Dwelling on weaknesses may result in low mood, while identifying strengths can be the path to happiness.
I wonder if you can work out who said this:
“I wasn’t very good in school at all. I was kind of useless. I found the work really, really difficult.”
A clue? He’s a famous actor, currently 24, who starred in his first massive blockbuster at the age of 11.
Got it? Yes, it was Harry Potter star Daniel Radcliffe who admitted being a bit of a disaster at school. But has this hurt him? Probably not. After eight Harry Potter movies, it’s perhaps unsurprising that he’s one of the richest young people in the UK.
His strength? Acting, particularly playing the part of a bespectacled young wizard.
His weakness (or at least one of them)? Failing to excel in an educational setting.
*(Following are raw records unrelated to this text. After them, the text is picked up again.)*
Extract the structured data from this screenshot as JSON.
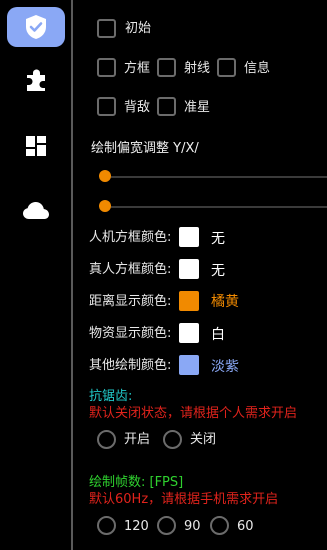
{
  "sidebar": {
    "items": [
      {
        "icon": "shield-check-icon",
        "active": true
      },
      {
        "icon": "puzzle-icon",
        "active": false
      },
      {
        "icon": "dashboard-icon",
        "active": false
      },
      {
        "icon": "cloud-icon",
        "active": false
      }
    ]
  },
  "toggles": {
    "initial": "初始",
    "box": "方框",
    "ray": "射线",
    "info": "信息",
    "back_enemy": "背敌",
    "crosshair": "准星"
  },
  "offset": {
    "title": "绘制偏宽调整 Y/X/"
  },
  "colors": {
    "bot_box": {
      "label": "人机方框颜色:",
      "value": "无",
      "hex": "#ffffff"
    },
    "real_box": {
      "label": "真人方框颜色:",
      "value": "无",
      "hex": "#ffffff"
    },
    "distance": {
      "label": "距离显示颜色:",
      "value": "橘黄",
      "hex": "#f18a00"
    },
    "supplies": {
      "label": "物资显示颜色:",
      "value": "白",
      "hex": "#ffffff"
    },
    "other": {
      "label": "其他绘制颜色:",
      "value": "淡紫",
      "hex": "#8aa8f5"
    }
  },
  "antialias": {
    "title": "抗锯齿:",
    "note": "默认关闭状态，请根据个人需求开启",
    "on": "开启",
    "off": "关闭"
  },
  "fps": {
    "title": "绘制帧数: [FPS]",
    "note": "默认60Hz，请根据手机需求开启",
    "options": [
      "120",
      "90",
      "60"
    ]
  },
  "theme": {
    "accent": "#8aa8f5",
    "orange": "#f18a00",
    "teal": "#21c9c9",
    "green": "#2fd12f",
    "red": "#e0231c"
  }
}
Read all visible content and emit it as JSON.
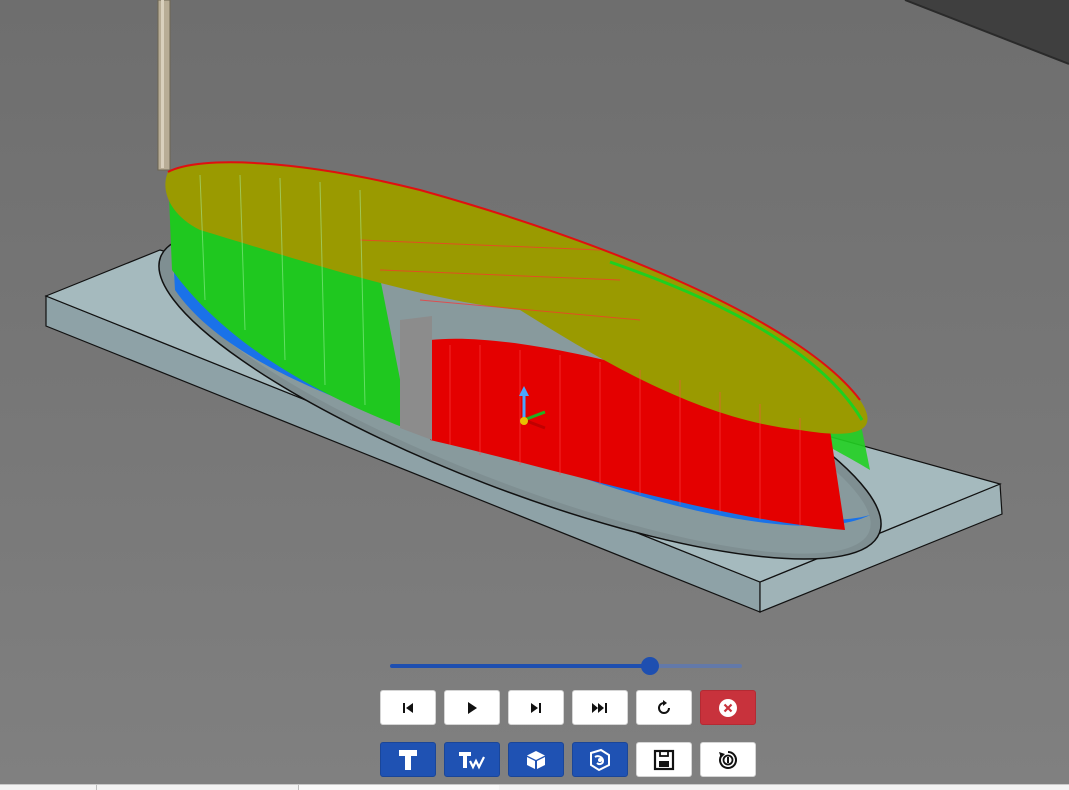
{
  "colors": {
    "background": "#767676",
    "stock_top": "#a3b8bc",
    "stock_side": "#93aaaf",
    "toolpath_top": "#9a9a00",
    "toolpath_green": "#22d022",
    "toolpath_red": "#e00000",
    "toolpath_blue": "#1a72e8",
    "accent_blue": "#1f52b3",
    "danger_red": "#c8323c"
  },
  "simulation": {
    "progress": 0.74
  },
  "playback_toolbar": {
    "buttons": [
      {
        "name": "skip-to-start-button",
        "icon": "skip-start-icon",
        "style": "white"
      },
      {
        "name": "play-button",
        "icon": "play-icon",
        "style": "white"
      },
      {
        "name": "step-forward-button",
        "icon": "step-forward-icon",
        "style": "white"
      },
      {
        "name": "skip-to-end-button",
        "icon": "fast-forward-icon",
        "style": "white"
      },
      {
        "name": "reset-button",
        "icon": "rotate-icon",
        "style": "white"
      },
      {
        "name": "close-simulation-button",
        "icon": "close-icon",
        "style": "red"
      }
    ]
  },
  "view_toolbar": {
    "buttons": [
      {
        "name": "show-tool-button",
        "icon": "tool-icon",
        "style": "blue"
      },
      {
        "name": "show-toolpath-button",
        "icon": "toolpath-icon",
        "style": "blue"
      },
      {
        "name": "show-stock-button",
        "icon": "stock-cube-icon",
        "style": "blue"
      },
      {
        "name": "show-model-button",
        "icon": "model-icon",
        "style": "blue"
      },
      {
        "name": "save-button",
        "icon": "save-icon",
        "style": "white"
      },
      {
        "name": "rapid-moves-button",
        "icon": "rapid-moves-icon",
        "style": "white"
      }
    ]
  }
}
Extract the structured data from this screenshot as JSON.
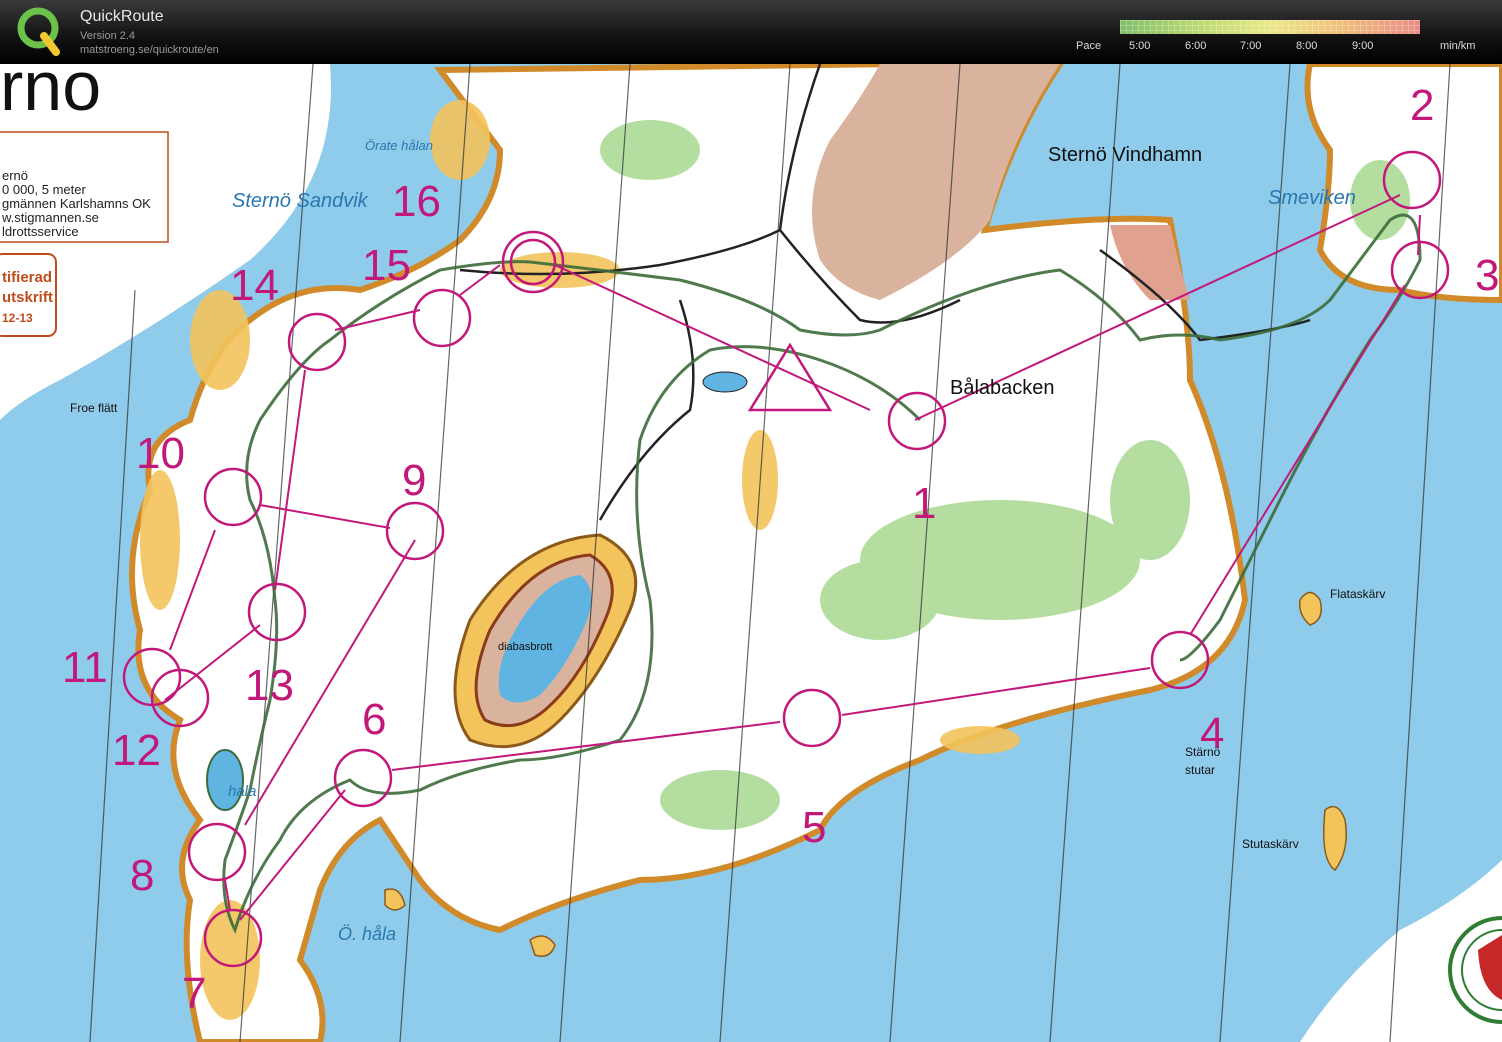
{
  "app": {
    "name": "QuickRoute",
    "version": "Version 2.4",
    "url": "matstroeng.se/quickroute/en"
  },
  "pace_legend": {
    "label": "Pace",
    "ticks": [
      "5:00",
      "6:00",
      "7:00",
      "8:00",
      "9:00"
    ],
    "unit": "min/km",
    "colors": [
      "#7fbf6a",
      "#b9d870",
      "#e9e886",
      "#f0c27a",
      "#e98c84"
    ]
  },
  "map": {
    "title_fragment": "rno",
    "info_box": {
      "lines": [
        "ernö",
        "0 000, 5 meter",
        "gmännen Karlshamns OK",
        "w.stigmannen.se",
        "ldrottsservice"
      ]
    },
    "cert_box": {
      "lines": [
        "tifierad",
        "utskrift",
        "12-13"
      ]
    },
    "place_names": {
      "orate_halan": "Örate hålan",
      "sandvik": "Sternö Sandvik",
      "vindhamn": "Sternö Vindhamn",
      "smeviken": "Smeviken",
      "balabacken": "Bålabacken",
      "froe_flatt": "Froe flätt",
      "diabasbrott": "diabasbrott",
      "flataskarv": "Flataskärv",
      "sterno": "Stärnö",
      "stutar": "stutar",
      "stutaskarv": "Stutaskärv",
      "o_hala": "Ö. håla",
      "v_hala": "hala"
    },
    "control_numbers": [
      "1",
      "2",
      "3",
      "4",
      "5",
      "6",
      "7",
      "8",
      "9",
      "10",
      "11",
      "12",
      "13",
      "14",
      "15",
      "16"
    ],
    "colors": {
      "water": "#8fcbea",
      "land": "#ffffff",
      "open_land": "#f3c35c",
      "vegetation": "#a7d88f",
      "paved": "#d9b39d",
      "course": "#c2187a",
      "route": "#3d6b3a"
    }
  }
}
So now let’s imagine being young Daniel Radcliffe’s teacher. Would you honestly have advised him to ditch the acting thing in order to work on his greatest weakness – scholastic achievement? Or would you, perhaps, have argued instead that he should be encouraged to build on his strengths?
Actually perhaps that’s an unrealistic question, as while it’s very clear in retrospect that acting was the right thing for him, I suspect some in his school may have seen things differently. All too often, I fear, the education system prefers students to conform rather than plough their own furrow of individuality.
Mild gripes about education aside, though, my overall suggestion is that there seems great value in building up your strengths rather than trying to remedy your weaknesses, and perhaps there’s food for thought here when it comes to your own emotional health?
One of my emotional weaknesses, for example, is that I tend to become super-pessimistic when I’m down. One of my strengths on the other hand is that I’m generally able to stay productive even when my mood has taken a hit.
Would it be helpful to work on becoming less pessimistic? Well, yes, although I think it’s hard to tackle deeply-established behaviour patterns such as this.
Might it be easier, and more helpful, to simply ensure I’m productive (which generally makes me feel better? Almost certainly.
My really quite simple point is that there may indeed be value in identifying your personal emotional strengths, then seeing if you can find a way to maximise their use.
Don’t simply focus on your weaknesses.